È già febbraio, le giornate ormai si allungano e dire “innanzi tutto buon anno” è finalmente diventata una forma di maleducazione. I progetti in piedi sono tanti, quelli che si reggono più di una buona metà. E questa, credetemi, è un’ottima notizia. A volte mi chiedo anche io come faccia a fare tutto, e la risposta è quasi sempre la stessa: delego, formo, informo. Una sorta di circolo virtuoso, che si può leggere anche al contrario. Fidarsi è in ogni caso l’unica via possibile. È impensabile poter essere contemporaneamente a Milano e a Bari, presenziare a tutte le lezioni de La Classe, seguire i progetti di Ad Mirabilia e di Martin Brando, leggere le proposte editoriali che arrivano da Hoepli, curare i rapporti con stampa e influencer, scrivere pezzi di calcio (no, le passioni non si toccano), gestire una community (attiva!) di oltre mille persone su Facebook.

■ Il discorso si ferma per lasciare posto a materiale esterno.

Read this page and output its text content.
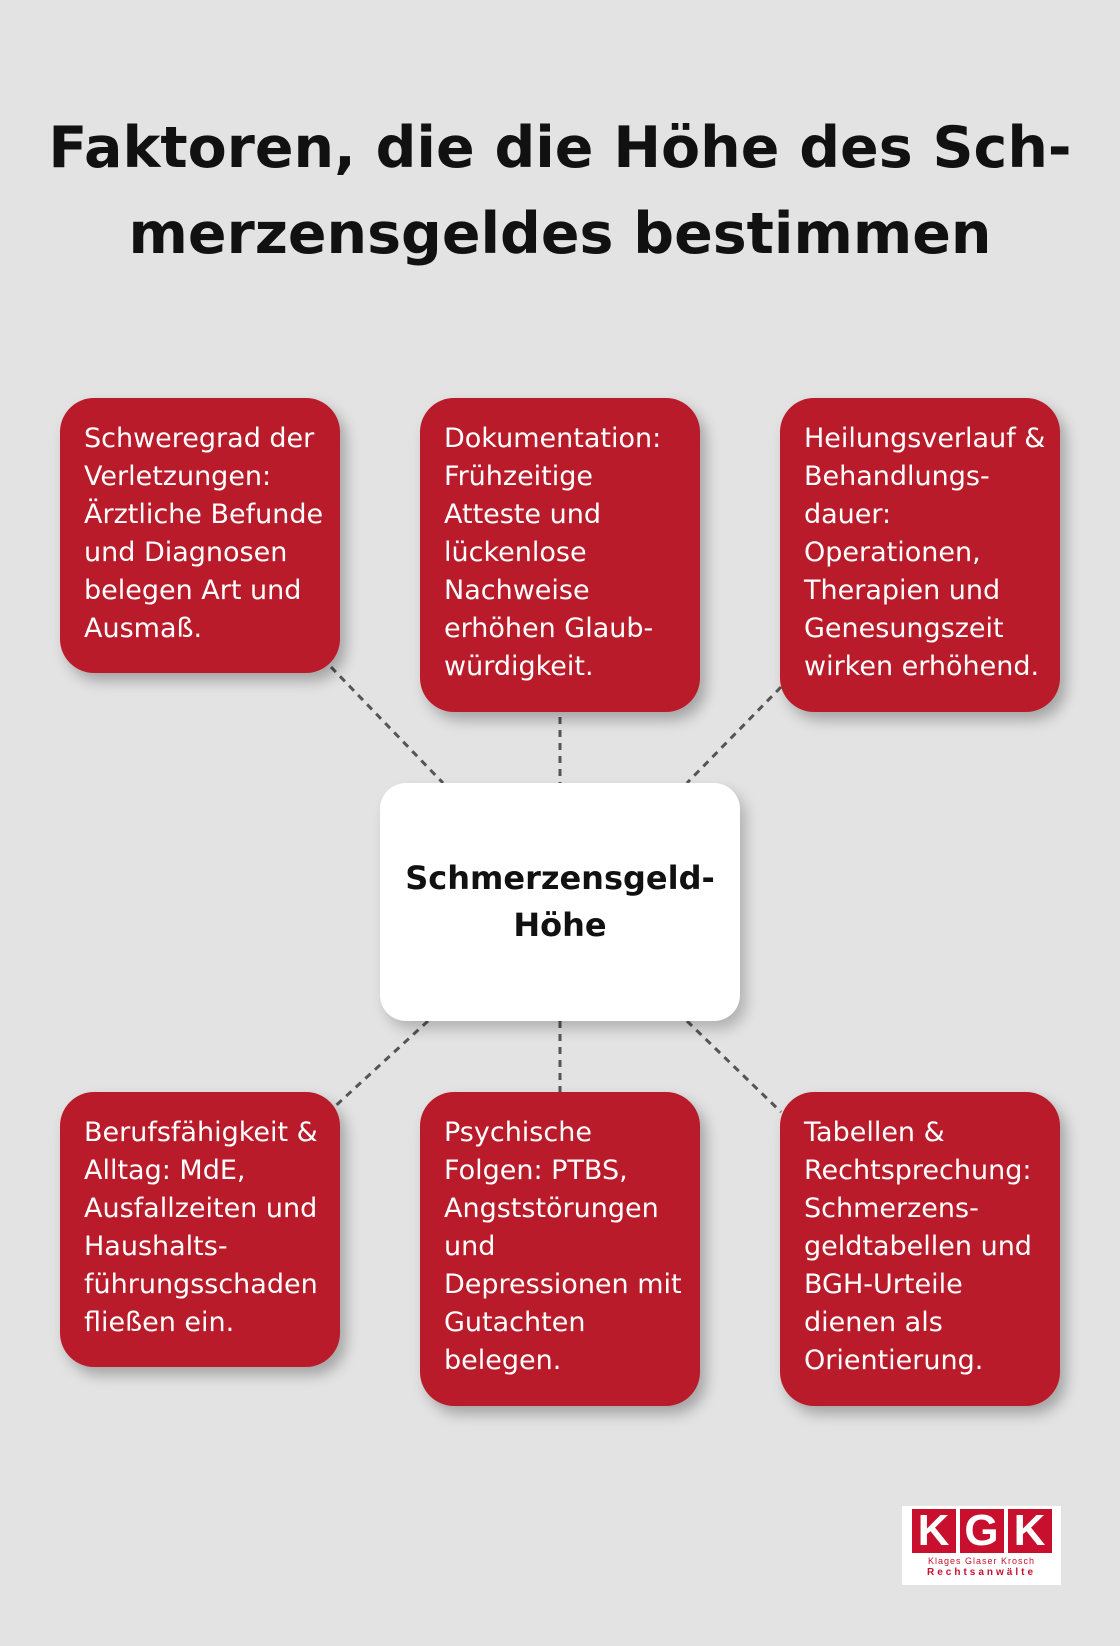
Faktoren, die die Höhe des Sch-
merzensgeldes bestimmen
Schweregrad der
Verletzungen:
Ärztliche Befunde
und Diagnosen
belegen Art und
Ausmaß.
Dokumentation:
Frühzeitige
Atteste und
lückenlose
Nachweise
erhöhen Glaub-
würdigkeit.
Heilungsverlauf &
Behandlungs-
dauer:
Operationen,
Therapien und
Genesungszeit
wirken erhöhend.
Schmerzensgeld-
Höhe
Berufsfähigkeit &
Alltag: MdE,
Ausfallzeiten und
Haushalts-
führungsschaden
fließen ein.
Psychische
Folgen: PTBS,
Angststörungen
und
Depressionen mit
Gutachten
belegen.
Tabellen &
Rechtsprechung:
Schmerzens-
geldtabellen und
BGH-Urteile
dienen als
Orientierung.
K G K
Klages Glaser Krosch
Rechtsanwälte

E soprattuto lasciare una buona fetta di tempo per le idee, le ispirazioni e – perché no – per l’ozio. Ultimamente ho fatto meno formazione, ma quella che ho fatto mi ha detto discrete soddisfazioni. Prima di tutto a livello di relazioni. Mi capita spesso di essere (r)aggiunto su Linkedin o su Facebook, dove purtroppo ho finito lo spazio per i nuovi amici ma ho una Pagina, da studenti di corsi. Alcuni di loro sono molto bravi e motivati, e appena ho un progetto con budget mi piace metterli alla prova. Purtroppo ho un problema: mi annoio tremendamente a ripetere le stesse cose, e quindi mi tocca ogni volta cambiare le presentazioni. E questo è uno dei motivi per cui ultimamente ne faccio meno, unita ad una sana voglia di viaggiare meno rispetto agli ultimi anni.

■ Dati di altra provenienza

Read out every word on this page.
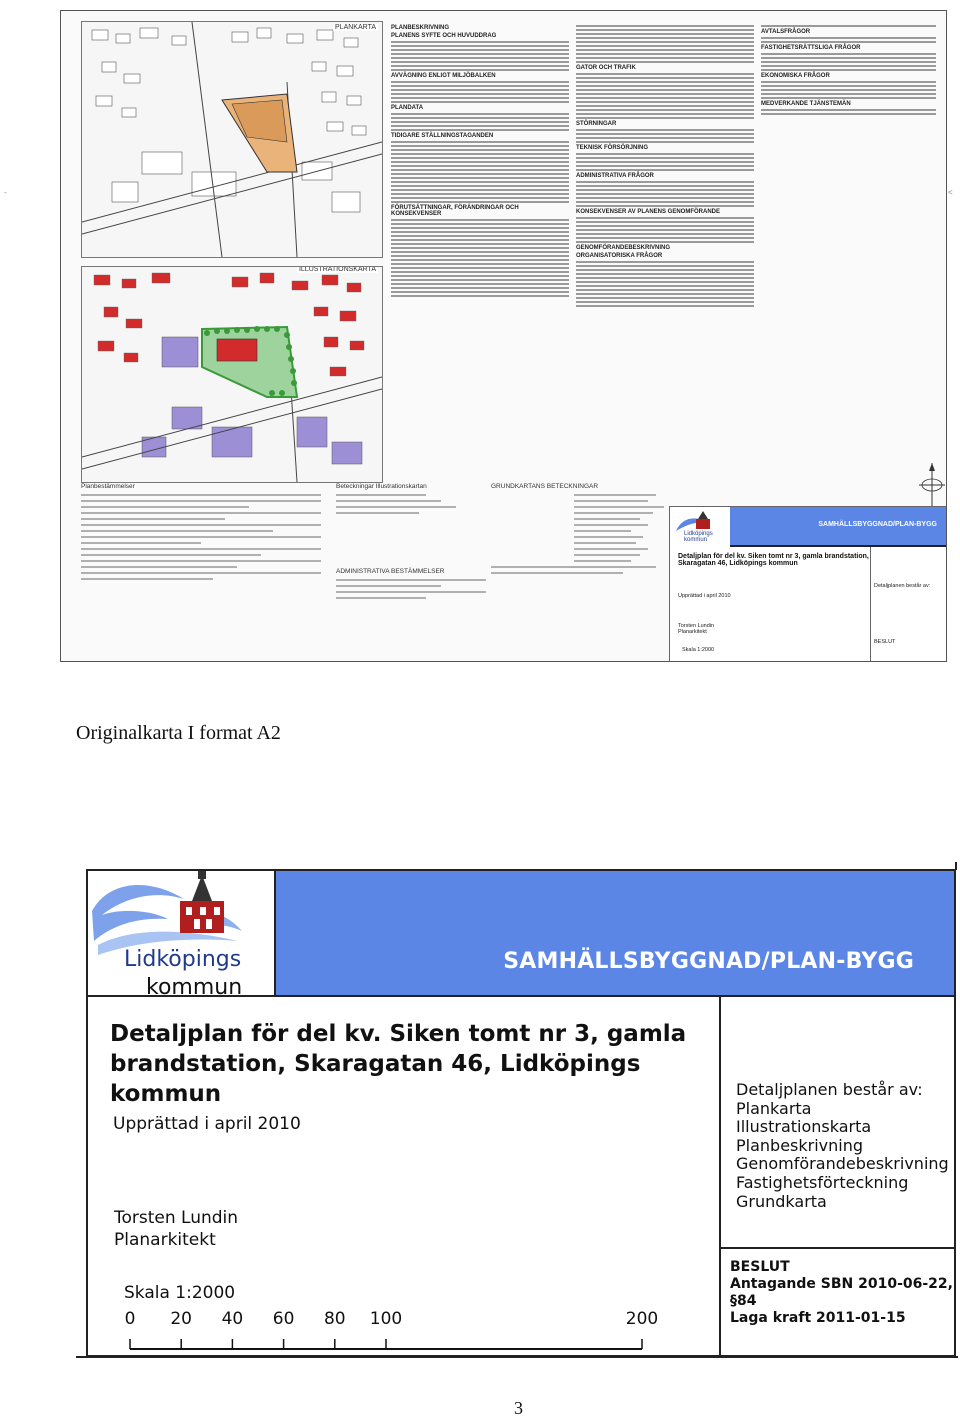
PLANKARTA
ILLUSTRATIONSKARTA
PLANBESKRIVNING
PLANENS SYFTE OCH HUVUDDRAG
AVVÄGNING ENLIGT MILJÖBALKEN
PLANDATA
TIDIGARE STÄLLNINGSTAGANDEN
FÖRUTSÄTTNINGAR, FÖRÄNDRINGAR OCH KONSEKVENSER
GATOR OCH TRAFIK
STÖRNINGAR
TEKNISK FÖRSÖRJNING
ADMINISTRATIVA FRÅGOR
KONSEKVENSER AV PLANENS GENOMFÖRANDE
GENOMFÖRANDEBESKRIVNING
ORGANISATORISKA FRÅGOR
AVTALSFRÅGOR
FASTIGHETSRÄTTSLIGA FRÅGOR
EKONOMISKA FRÅGOR
MEDVERKANDE TJÄNSTEMÄN
Planbestämmelser	Beteckningar Illustrationskartan
ADMINISTRATIVA BESTÄMMELSER
GRUNDKARTANS BETECKNINGAR
Lidköpings kommun
SAMHÄLLSBYGGNAD/PLAN-BYGG
Detaljplan för del kv. Siken tomt nr 3, gamla brandstation, Skaragatan 46, Lidköpings kommun
Upprättad i april 2010
Torsten Lundin Planarkitekt
Skala 1:2000
Detaljplanen består av:
BESLUT
-	<
Originalkarta I format A2
Lidköpings
kommun
SAMHÄLLSBYGGNAD/PLAN-BYGG
Detaljplan för del kv. Siken tomt nr 3, gamla
brandstation, Skaragatan 46, Lidköpings kommun
Upprättad i april 2010
Torsten Lundin
Planarkitekt
Skala 1:2000
0 20 40 60 80 100	200
Detaljplanen består av:
Plankarta
Illustrationskarta
Planbeskrivning
Genomförandebeskrivning
Fastighetsförteckning
Grundkarta
BESLUT
Antagande SBN 2010-06-22, §84
Laga kraft 2011-01-15
3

La delega da sola è nulla. Ma non completerei la frase con “senza controllo”. Non è esattamente quello ciò che serve. Serve formare, e quindi serve capire se chi mi ha aiutato con un progetto ne è uscito arricchito, banalmente imparando qualcosa. E questo è un feedback di ritorno che chiedo sempre. In tempo sempre più frammentato, diviso – come dice il mio amico Dino Amenduni – in rivoli di tempo, dobbiamo cercare di sfruttare il più possibile questi rivoli. Per me è diventato fondamentale chiedere a chi lavora con me se è chiaro il senso di un progetto, il tempo che va dedicato ad esso, il modo di condivisione delle informazioni con gli altri del team.

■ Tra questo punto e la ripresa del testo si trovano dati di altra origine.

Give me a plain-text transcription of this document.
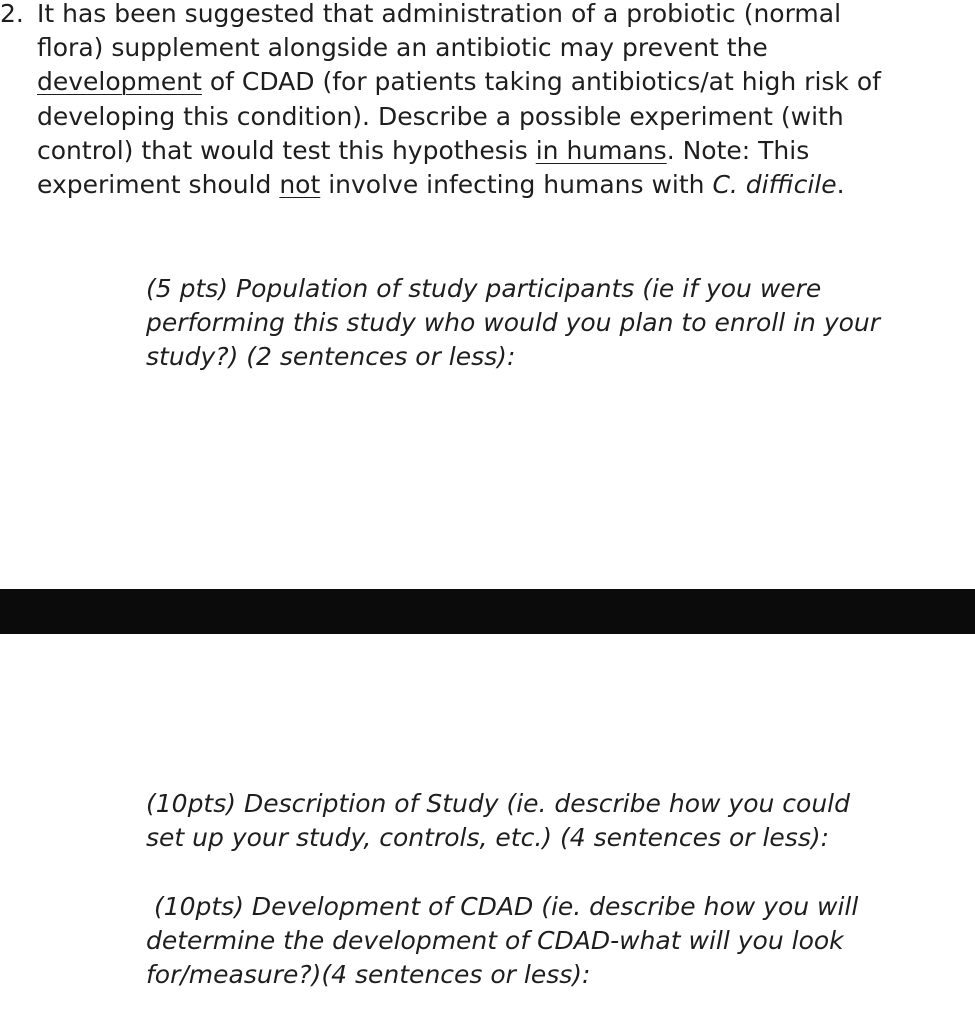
2. It has been suggested that administration of a probiotic (normal
flora) supplement alongside an antibiotic may prevent the
development of CDAD (for patients taking antibiotics/at high risk of
developing this condition). Describe a possible experiment (with
control) that would test this hypothesis in humans. Note: This
experiment should not involve infecting humans with C. difficile.
(5 pts) Population of study participants (ie if you were
performing this study who would you plan to enroll in your
study?) (2 sentences or less):
(10pts) Description of Study (ie. describe how you could
set up your study, controls, etc.) (4 sentences or less):
(10pts) Development of CDAD (ie. describe how you will
determine the development of CDAD-what will you look
for/measure?)(4 sentences or less):
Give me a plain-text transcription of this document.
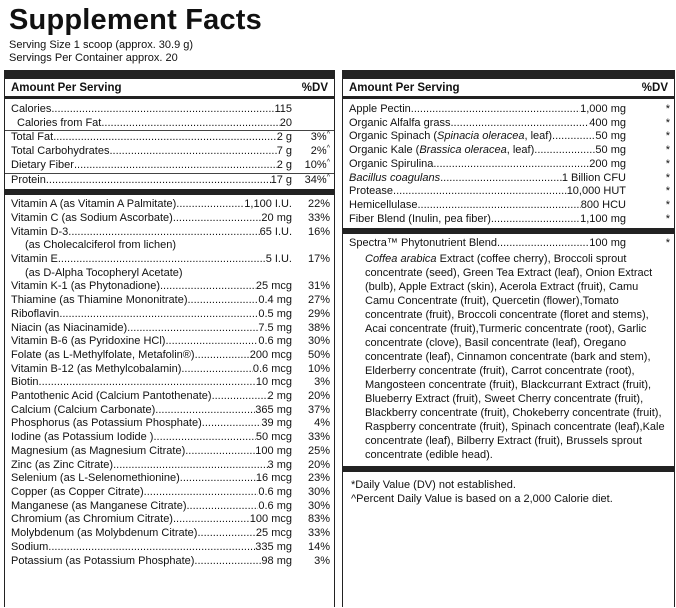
Supplement Facts
Serving Size 1 scoop (approx. 30.9 g)
Servings Per Container approx. 20
Amount Per Serving	%DV
Calories .....	115
Calories from Fat .....	20
Total Fat .....	2 g	3%^
Total Carbohydrates .....	7 g	2%^
Dietary Fiber .....	2 g	10%^
Protein .....	17 g	34%^
Vitamin A (as Vitamin A Palmitate) .....	1,100 I.U.	22%
Vitamin C (as Sodium Ascorbate) .....	20 mg	33%
Vitamin D-3 .....	65 I.U.	16%
(as Cholecalciferol from lichen)
Vitamin E .....	5 I.U.	17%
(as D-Alpha Tocopheryl Acetate)
Vitamin K-1 (as Phytonadione) .....	25 mcg	31%
Thiamine (as Thiamine Mononitrate) .....	0.4 mg	27%
Riboflavin .....	0.5 mg	29%
Niacin (as Niacinamide) .....	7.5 mg	38%
Vitamin B-6 (as Pyridoxine HCl) .....	0.6 mg	30%
Folate (as L-Methylfolate, Metafolin®) .....	200 mcg	50%
Vitamin B-12 (as Methylcobalamin) .....	0.6 mcg	10%
Biotin .....	10 mcg	3%
Pantothenic Acid (Calcium Pantothenate) .....	2 mg	20%
Calcium (Calcium Carbonate) .....	365 mg	37%
Phosphorus (as Potassium Phosphate) .....	39 mg	4%
Iodine (as Potassium Iodide ) .....	50 mcg	33%
Magnesium (as Magnesium Citrate) .....	100 mg	25%
Zinc (as Zinc Citrate) .....	3 mg	20%
Selenium (as L-Selenomethionine) .....	16 mcg	23%
Copper (as Copper Citrate) .....	0.6 mg	30%
Manganese (as Manganese Citrate) .....	0.6 mg	30%
Chromium (as Chromium Citrate) .....	100 mcg	83%
Molybdenum (as Molybdenum Citrate) .....	25 mcg	33%
Sodium .....	335 mg	14%
Potassium (as Potassium Phosphate) .....	98 mg	3%
Amount Per Serving	%DV
Apple Pectin .....	1,000 mg	*
Organic Alfalfa grass .....	400 mg	*
Organic Spinach (Spinacia oleracea, leaf) .....	50 mg	*
Organic Kale (Brassica oleracea, leaf) .....	50 mg	*
Organic Spirulina .....	200 mg	*
Bacillus coagulans .....	1 Billion CFU	*
Protease .....	10,000 HUT	*
Hemicellulase .....	800 HCU	*
Fiber Blend (Inulin, pea fiber) .....	1,100 mg	*
Spectra™ Phytonutrient Blend .....	100 mg	*
Coffea arabica Extract (coffee cherry), Broccoli sprout concentrate (seed), Green Tea Extract (leaf), Onion Extract (bulb), Apple Extract (skin), Acerola Extract (fruit), Camu Camu Concentrate (fruit), Quercetin (flower),Tomato concentrate (fruit), Broccoli concentrate (floret and stems), Acai concentrate (fruit),Turmeric concentrate (root), Garlic concentrate (clove), Basil concentrate (leaf), Oregano concentrate (leaf), Cinnamon concentrate (bark and stem), Elderberry concentrate (fruit), Carrot concentrate (root), Mangosteen concentrate (fruit), Blackcurrant Extract (fruit), Blueberry Extract (fruit), Sweet Cherry concentrate (fruit), Blackberry concentrate (fruit), Chokeberry concentrate (fruit), Raspberry concentrate (fruit), Spinach concentrate (leaf),Kale concentrate (leaf), Bilberry Extract (fruit), Brussels sprout concentrate (edible head).
*Daily Value (DV) not established.
^Percent Daily Value is based on a 2,000 Calorie diet.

E non parlo di Asana, Slack o Google Drive (tutti ottimi, sia chiaro una volta per tutte, ma nulli senza il supporto delle relazioni interpersonali), ma di una comunicazione fluida, umana, fatta di piccoli feedback costanti, di promesse mantenute. “Come va? Ce la fai per oggi? Mi metti in copia? Ti assicuri che il cliente lo abbia visto?”. Di telefonate quando c’è da spiegare una cosa, di piccoli premi – oggi una ragazza che lavora con noi a La Content ci ha chiesto di poter imparare meglio l’inglese, e secondo voi non siamo felicissimi di pagarle un corso? – di condivisione della cultura. Se è chiara la cultura, sarà più facile impegnarsi insieme a raggiungere l’obiettivo.
Inizia – dico inizia perché per me ieri era ancora gennaio e domani sarà marzo – un trimestre difficilissimo. Ci sarà la Digital night, La Fucina delle storie, le ultime lezioni de La Classe, i primi Fuoriclasse, a maggio La Masterclass che sarà un vero e proprio Festival del Content. Dobbiamo lanciare progetti nuovi, inseguire la qualità, pubblicare libri sempre più belli che vadano incontro alle esigenze dei lettori. E se mi chiedete perché, in un giorno in cui mi sono reso conto una volta di più di dover fare mille cose, ho trovato tempo di scrivere un pezzo per il mio blog, – sono sempre dell’idea che scrivere e condividere aiuta a fissare gli obiettivi – la risposta è molto semplice: bisogna (sempre) allenarsi a trovare tempo.